The saddest part of Canada’s mission is that it’s been bogged down in the extraneous noise of the treatment of prisoner’s of war and the lack of progress in the fight against the Taliban. And because the war against the Taliban seemed to stagnate for so long, with the numbers of NATO casualties increasing even as they waned in Iraq, many critics of Canada’s participation have pointed to the fruitless results. But they stopped paying attention.

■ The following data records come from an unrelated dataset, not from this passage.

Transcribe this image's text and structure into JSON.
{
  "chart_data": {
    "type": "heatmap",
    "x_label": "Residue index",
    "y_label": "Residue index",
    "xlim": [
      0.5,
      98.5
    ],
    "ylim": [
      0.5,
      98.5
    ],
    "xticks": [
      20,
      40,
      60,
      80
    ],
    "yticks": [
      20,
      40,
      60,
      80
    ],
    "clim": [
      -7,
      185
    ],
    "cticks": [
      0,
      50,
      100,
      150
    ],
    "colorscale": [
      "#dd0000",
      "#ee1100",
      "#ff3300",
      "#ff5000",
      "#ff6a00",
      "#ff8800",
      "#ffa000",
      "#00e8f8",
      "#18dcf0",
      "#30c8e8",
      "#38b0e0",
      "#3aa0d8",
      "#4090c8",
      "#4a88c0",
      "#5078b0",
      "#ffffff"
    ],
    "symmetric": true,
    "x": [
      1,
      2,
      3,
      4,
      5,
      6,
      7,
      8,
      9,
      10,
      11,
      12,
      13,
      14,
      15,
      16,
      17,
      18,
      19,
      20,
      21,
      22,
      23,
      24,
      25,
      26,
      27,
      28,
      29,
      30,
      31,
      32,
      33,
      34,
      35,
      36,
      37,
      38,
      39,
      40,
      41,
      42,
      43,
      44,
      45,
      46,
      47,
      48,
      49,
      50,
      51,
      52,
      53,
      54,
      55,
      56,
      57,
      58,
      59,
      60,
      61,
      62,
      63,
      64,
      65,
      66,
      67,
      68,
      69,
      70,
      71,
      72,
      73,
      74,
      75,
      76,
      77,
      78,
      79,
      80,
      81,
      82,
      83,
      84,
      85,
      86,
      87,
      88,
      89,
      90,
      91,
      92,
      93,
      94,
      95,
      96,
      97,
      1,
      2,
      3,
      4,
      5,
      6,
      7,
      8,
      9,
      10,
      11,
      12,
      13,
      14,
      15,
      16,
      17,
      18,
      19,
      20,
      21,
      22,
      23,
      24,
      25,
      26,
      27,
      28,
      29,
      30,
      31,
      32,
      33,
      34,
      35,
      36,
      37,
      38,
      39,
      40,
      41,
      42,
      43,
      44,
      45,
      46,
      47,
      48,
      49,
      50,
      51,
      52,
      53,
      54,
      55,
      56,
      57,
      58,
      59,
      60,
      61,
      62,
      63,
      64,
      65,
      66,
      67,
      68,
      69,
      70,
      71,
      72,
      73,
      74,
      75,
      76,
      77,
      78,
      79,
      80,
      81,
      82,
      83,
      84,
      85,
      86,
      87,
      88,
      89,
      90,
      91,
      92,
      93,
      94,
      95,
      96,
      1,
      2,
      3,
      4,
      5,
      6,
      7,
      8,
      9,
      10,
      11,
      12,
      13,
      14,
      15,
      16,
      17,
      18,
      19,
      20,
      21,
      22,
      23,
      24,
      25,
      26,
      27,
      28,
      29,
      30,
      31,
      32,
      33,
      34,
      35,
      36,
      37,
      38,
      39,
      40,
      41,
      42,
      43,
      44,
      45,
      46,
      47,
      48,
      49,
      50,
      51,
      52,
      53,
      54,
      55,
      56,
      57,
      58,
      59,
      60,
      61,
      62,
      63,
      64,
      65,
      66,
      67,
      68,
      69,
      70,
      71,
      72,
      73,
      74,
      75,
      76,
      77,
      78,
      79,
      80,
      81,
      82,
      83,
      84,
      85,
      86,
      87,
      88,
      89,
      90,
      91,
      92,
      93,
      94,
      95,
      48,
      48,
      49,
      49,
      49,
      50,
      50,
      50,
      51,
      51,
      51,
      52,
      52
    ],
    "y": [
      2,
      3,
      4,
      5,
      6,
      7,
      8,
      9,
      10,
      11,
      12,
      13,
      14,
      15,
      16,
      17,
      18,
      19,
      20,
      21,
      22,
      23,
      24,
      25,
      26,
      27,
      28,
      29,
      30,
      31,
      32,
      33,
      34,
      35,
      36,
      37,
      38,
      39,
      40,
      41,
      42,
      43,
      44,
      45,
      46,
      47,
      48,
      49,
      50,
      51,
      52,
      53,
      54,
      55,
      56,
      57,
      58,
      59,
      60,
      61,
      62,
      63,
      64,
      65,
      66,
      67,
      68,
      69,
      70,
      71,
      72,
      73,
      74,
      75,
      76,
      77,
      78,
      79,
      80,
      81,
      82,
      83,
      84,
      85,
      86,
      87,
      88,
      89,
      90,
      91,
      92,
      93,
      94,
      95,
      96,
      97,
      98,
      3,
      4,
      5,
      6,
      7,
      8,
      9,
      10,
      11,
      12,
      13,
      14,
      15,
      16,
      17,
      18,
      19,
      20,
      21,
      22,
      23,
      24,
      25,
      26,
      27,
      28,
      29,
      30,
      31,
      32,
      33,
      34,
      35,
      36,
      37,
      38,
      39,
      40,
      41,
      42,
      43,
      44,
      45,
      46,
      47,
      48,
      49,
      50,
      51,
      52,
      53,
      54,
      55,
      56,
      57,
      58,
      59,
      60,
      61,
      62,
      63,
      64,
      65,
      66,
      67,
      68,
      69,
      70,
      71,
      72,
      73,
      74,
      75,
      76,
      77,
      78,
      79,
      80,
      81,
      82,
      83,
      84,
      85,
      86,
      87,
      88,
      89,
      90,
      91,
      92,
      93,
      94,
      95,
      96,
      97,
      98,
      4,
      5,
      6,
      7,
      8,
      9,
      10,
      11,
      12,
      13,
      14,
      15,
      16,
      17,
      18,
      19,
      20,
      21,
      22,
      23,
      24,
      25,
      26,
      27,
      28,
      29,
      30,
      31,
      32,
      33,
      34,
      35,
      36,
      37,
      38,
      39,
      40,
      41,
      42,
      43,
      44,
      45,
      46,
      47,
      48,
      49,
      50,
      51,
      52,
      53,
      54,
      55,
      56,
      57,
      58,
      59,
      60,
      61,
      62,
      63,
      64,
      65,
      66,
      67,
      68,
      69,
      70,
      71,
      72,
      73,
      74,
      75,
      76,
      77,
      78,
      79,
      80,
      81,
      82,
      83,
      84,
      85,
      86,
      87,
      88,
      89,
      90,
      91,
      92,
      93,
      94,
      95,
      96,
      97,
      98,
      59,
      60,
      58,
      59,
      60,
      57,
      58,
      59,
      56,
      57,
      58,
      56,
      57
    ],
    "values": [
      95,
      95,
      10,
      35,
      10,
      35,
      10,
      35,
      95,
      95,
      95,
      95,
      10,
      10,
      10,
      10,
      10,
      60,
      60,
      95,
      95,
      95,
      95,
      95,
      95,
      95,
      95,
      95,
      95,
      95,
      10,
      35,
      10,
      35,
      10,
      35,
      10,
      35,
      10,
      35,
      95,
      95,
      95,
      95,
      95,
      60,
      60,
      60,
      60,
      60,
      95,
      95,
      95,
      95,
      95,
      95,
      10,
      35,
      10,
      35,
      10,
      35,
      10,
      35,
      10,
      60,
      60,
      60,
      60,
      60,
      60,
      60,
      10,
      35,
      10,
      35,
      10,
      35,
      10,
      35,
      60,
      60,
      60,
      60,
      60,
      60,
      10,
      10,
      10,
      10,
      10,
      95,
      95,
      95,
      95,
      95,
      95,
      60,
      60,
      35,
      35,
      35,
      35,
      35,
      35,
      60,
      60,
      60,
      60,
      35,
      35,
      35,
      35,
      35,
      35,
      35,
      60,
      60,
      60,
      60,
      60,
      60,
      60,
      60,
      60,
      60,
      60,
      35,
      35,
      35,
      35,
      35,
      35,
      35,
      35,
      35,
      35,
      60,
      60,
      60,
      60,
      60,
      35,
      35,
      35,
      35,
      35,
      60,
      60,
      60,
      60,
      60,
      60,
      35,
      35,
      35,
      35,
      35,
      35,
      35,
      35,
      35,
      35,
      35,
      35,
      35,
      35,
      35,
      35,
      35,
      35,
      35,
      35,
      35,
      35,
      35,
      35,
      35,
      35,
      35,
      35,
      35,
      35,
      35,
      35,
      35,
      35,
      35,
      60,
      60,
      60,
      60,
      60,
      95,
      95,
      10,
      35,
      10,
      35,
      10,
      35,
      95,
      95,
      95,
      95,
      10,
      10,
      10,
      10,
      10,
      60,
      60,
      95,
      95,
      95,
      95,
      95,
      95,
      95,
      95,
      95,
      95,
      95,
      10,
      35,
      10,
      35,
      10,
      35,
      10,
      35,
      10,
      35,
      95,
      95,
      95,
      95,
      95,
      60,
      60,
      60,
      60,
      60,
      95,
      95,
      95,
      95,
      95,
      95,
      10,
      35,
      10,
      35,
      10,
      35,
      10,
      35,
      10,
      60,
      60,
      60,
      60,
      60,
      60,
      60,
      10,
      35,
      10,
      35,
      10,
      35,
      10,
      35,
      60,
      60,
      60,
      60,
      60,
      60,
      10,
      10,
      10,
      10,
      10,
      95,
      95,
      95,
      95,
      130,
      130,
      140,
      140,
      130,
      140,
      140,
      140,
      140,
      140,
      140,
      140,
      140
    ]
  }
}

The recent Afghan surge that brought the total of U.S. troops in the country to 48,000, has had the effect of pushing the Taliban back from territories they controlled, while the new operational protocol of “clear, hold, build” has kept newly captured towns from being retaken by the Taliban as they sweep toward the long Pakistani border. On the other sider of the border, meanwhile, Pakistan has been highly successful in rounding up the Taliban all of a sudden, and high-value prisoner Mullah Abdul Ghani Baradar has been, according to reports, “singing like a male canary” on his fellow insurgents. While the west can’t guarantee that Mullah Baradar has been treated to the standards expected of those transferred from Canadian custody to the Afghans, there’s not really any way that critics can pin the blame on them either.

Perhaps most frustrating for Canada’s noble legacy in Afghanistan, is that so much could be lost by our awkward retreat. Because the Paul Martin government – sent into Afghanistan in the first place by the Liberals under Jean Chretien – failed to put Canada in a zone of conflict that would have been more amenable to the weak stomachs of the Canadian electorate, we face levels of opposition to Canada’s participation in the war usually only seen in Quebec. And because the same Paul Martin government, with the same level of lazy oversight, signed a detainee agreement with the Afghan government in December of 2005, just before the Liberals were finally and unceremoniously booted from the halls of power they had roved in for 13 years, we now face daily scandal-watch pieces in the Canadian newspapers.

We sleepwalked into Afghanistan, and for that we can blame the Martin government. But now we’re sleepwalking out, and although the current Liberal version is busy wasting time in the House of Commons, instead of working on Canada’s future, or final role in Afghanistan, we can hardly pin all the blame on the Liberals. The fact is that the “Special Committee on the Canadian Mission in Afghanistan” was established to make recommendations on the conduct of our soldiers and the progress in the field. It was supposed to travel the country and make recommendations and reports on our future role. Instead it has become little more than a sounding board for the opposition to look into allegations of torture, and the media has since rebranded it the “Afghan detainee abuse committee”.

Perhaps that is appropriate. It is, after all, the only place for the country’s attention right now.